Jusqu'à maintenant l'histoire des relations internationales étaient particulièrement développée dans les domaines de la géopolitique, des sciences politiques, et quelle discipline encore, mais peut-être à cause de l'impact actuel que la rhétorique de la globalisation a sur la manière de voir et d'analyser le monde, s'impose de plus en plus l'analyse de phénomènes qui non seulement ont des résonances dans divers contextes nationaux mais qui, de fait, les traversent tous. Il suffit à cet égard de parler de quelques réalités propres au mouvement de globalisation comme la libéralisation des marchés, la déréglementation des politiques ou la transformation de normes nationales, la marginalisation de certaines valeurs démocratiques, pour comprendre que, d'une côté, ce sont les territoires historiquement constitués et, de l'autre, les résultats historiques que sont, entre autres, les politiques et les normes nationales, qui sont carrément remis en question par la logique commerciale et financière et sa prétention à réguler le monde selon les « lois naturelles » du marché.
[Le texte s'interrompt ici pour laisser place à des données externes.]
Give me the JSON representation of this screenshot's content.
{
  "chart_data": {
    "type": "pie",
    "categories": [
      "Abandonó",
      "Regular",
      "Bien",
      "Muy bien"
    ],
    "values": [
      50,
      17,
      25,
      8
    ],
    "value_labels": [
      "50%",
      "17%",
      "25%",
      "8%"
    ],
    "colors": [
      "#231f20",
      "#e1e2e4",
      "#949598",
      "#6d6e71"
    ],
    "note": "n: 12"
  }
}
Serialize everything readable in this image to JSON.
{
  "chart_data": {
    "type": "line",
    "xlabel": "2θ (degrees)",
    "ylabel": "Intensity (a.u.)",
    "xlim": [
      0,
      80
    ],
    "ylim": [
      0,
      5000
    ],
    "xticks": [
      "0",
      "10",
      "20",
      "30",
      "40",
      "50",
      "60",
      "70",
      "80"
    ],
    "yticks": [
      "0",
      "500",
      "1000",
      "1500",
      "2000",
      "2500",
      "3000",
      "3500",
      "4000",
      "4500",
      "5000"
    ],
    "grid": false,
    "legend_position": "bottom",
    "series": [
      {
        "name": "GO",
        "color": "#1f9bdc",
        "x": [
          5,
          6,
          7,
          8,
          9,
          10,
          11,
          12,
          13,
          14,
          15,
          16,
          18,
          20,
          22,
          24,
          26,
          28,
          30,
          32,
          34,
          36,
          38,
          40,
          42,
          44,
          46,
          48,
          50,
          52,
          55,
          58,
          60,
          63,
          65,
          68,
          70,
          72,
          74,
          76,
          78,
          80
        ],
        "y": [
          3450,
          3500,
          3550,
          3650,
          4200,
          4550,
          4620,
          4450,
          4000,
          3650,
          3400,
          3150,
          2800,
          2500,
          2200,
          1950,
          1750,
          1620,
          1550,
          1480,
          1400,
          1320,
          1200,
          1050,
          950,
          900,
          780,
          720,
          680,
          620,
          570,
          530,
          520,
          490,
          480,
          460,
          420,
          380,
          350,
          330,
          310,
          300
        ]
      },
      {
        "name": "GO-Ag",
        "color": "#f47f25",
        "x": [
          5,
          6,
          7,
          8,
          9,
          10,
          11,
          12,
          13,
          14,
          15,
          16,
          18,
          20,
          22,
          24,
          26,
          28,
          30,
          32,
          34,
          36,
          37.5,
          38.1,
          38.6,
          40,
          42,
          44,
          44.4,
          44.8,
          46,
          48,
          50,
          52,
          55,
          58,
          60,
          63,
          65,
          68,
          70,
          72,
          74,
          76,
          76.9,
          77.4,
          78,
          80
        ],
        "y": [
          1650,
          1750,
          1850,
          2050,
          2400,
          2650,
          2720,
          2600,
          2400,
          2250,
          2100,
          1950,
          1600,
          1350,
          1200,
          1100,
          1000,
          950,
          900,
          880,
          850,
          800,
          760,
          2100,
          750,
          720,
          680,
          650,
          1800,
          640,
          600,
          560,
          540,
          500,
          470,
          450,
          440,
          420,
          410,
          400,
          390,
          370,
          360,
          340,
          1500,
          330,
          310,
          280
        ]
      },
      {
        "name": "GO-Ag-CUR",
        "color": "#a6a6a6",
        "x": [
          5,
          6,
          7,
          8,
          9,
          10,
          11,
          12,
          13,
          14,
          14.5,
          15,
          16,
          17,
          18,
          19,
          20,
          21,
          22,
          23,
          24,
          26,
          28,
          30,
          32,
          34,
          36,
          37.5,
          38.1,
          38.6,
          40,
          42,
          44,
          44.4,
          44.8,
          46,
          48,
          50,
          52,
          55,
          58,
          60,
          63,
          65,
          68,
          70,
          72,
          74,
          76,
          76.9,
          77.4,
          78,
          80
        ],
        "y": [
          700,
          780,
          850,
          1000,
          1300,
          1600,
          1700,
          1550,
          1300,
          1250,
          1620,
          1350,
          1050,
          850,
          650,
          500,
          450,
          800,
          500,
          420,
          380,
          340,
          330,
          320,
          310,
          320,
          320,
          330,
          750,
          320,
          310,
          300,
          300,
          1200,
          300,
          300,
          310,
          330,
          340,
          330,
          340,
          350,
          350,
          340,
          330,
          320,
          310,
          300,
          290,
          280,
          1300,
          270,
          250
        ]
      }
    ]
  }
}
La déconstruction des modèles nationaux soumis aux diktats économiques et financiers internationaux (OMC, GATS, OCDE, etc.) incite en quelque sorte à scruter le passé pour comprendre la généalogie des configurations hétérogènes et distinctives de l'espace médiatique ainsi que la portée des contributions paradigmatiques des acteurs sociaux à leur constitution. Et peut-être y trouvera-t-on des arguments critiques de cette tendance globalitaire trop souvent présentée de manière fataliste ?
Il est par conséquent souhaitable de développer une compréhension globale et intégrative de la complexité des phénomènes médiatiques, basée à la fois sur une approche transversale, multidimensionnelle et trans-médiatique. D'abord, l'approche transversale tient compte de l’interaction entre les différents niveaux de réalités impliqués, tant sur le plan vertical, c'est-à -dire l'imbrication des divers théâtres d'opération (le local, le régional, le national et l’international), que sur le plan horizontal, c'est-à -dire l'interrelation entre les acteurs sociaux et entre leur champ spécifique d’activités. D'autre part, l'approche multidimensionnelle, permet de jeter un regard croisé sur les phénomènes étudiés, par la conjugaison des différentes dimensions qui les composent : économique, juridico-politique, culturel, technologique, éthique, etc.. Enfin, l'approche trans-médiatique permet de transcender les pratiques liées à des technologies médiatiques spécifiques pour en dégager les logiques (ou rationalités) respectives des acteurs dans l'appropriation des technologies médiatiques dans leur ensemble.
Une proposition épistémologique qui est certes exigeante et laborieuse mais qui, dans le contexte de la mondialisation, s'impose pour traduire la complexité des mutations profondes des réalités historiques, passées, présentes et futures.